THE LIMNOLOGICAL OBSERVATORY OF THE PYRENEES

  We monitor a number of biogeochemical and biodiversity variables in atmospheric deposition, lakes, and streams in several experimental catchments of the Central Pyrenees. Our aim is to reveal environmental changes that, because of the remoteness of our study sites, are a reflection of global change. Multi-decadal data series allow us to detect early indications of change and to establish the causal links. This long-term ecological research (LTER) is necessary because large-scale environmental changes occur at a slow pace, may be subtle and difficult to sense, and sometimes a time lag exists between the causing action and the response. Typically, it may take several decades realizing the environmental change, partially understanding its consequences and taking effective actions for mitigation. This has been the case for acid deposition, long-range persistent organic pollution, CO2-induced climate warming, and forcing of the biogeochemical cycle of reactive N. Natural waters carry chemical and biological fingerprints of the many ecological processes in which water is involved, which we use for unveiling the on-going changes.

 

 

  Sediments cores retrieved from different lakes have allowed us to reconstruct climate and human influence on remote mountain lakes and surrounding ecosystems during the last 15,000 years. Lake sediments archive environmental and ecological information far beyond the lake limits. In the current context of global change, mountain lake sediments contain an invaluable information on postindustrial changes that can be benchmarked against early, pre-disturbance, intervals. The palaeolimnological reconstructions allow us to extend our contemporary observations back in time and offers a reference to assess the importance of present-day changes. Furthermore, sediment archives provide a long-term view of the ecological dynamics that cannot be captured by observational series. As nature never goes the same way twice, the long-term change is more than the sum of the short-term fluctuations. A number of cores retrieved from different lakes have allowed us to reconstruct the winter climate during the Holocene and a lead pollution dated a few millennia back.

 

 

 

 

The Pyrenees hold a lake district with a few more than one thousand mountain lakes (> 0.5 ha), about a half of them in each the northern and southern slopes.
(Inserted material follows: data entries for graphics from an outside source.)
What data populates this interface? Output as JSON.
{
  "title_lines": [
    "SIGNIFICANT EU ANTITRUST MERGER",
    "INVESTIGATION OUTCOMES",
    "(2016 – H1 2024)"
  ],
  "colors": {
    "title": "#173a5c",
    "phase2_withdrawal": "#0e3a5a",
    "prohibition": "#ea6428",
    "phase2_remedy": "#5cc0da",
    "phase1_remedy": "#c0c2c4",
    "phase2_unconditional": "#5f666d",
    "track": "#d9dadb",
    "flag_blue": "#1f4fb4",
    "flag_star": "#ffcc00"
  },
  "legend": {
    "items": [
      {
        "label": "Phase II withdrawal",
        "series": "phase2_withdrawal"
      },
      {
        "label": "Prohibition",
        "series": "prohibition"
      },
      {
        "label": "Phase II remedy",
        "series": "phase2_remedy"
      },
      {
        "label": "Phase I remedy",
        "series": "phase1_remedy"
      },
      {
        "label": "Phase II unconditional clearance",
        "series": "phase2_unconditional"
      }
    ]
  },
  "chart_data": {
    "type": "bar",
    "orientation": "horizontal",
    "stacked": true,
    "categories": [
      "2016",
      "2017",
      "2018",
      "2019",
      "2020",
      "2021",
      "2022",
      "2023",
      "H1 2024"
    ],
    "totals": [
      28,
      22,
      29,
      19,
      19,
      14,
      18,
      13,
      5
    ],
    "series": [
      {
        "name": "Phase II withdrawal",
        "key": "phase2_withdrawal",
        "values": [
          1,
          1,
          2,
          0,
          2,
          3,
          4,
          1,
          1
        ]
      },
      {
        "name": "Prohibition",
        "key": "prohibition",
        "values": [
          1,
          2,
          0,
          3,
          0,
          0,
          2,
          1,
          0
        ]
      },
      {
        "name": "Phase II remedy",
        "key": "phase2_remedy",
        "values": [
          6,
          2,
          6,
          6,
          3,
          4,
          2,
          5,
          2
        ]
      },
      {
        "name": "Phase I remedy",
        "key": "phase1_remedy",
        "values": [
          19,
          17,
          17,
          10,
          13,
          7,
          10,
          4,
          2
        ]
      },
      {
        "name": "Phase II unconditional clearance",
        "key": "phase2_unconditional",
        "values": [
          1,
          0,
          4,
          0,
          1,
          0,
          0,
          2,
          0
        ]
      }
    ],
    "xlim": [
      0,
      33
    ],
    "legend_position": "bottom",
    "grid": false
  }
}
The lithology varies along the range, and the lakes lie on bedrocks as diverse as granites, slates, schists, limestones, and volcanic materials. The Pyrenees are located in a climatic transition area: the western lakes are more influenced by the Atlantic climate regime, whereas the eastern lakes receive higher Mediterranean influence.  And, of course, the lakes are distributed along an altitudinal gradient, spanning from 1600 to nearly 3000 m a.s.l. All these features have an effect on the physics, chemistry and biology of the lakes. Several surveys, carried since 1987 at decadal intervals, have provided a synoptic view of the lake ecosystems of the Pyrenees and revealed the recent temporal trends caused by the diverse environmental drivers at a regional scale.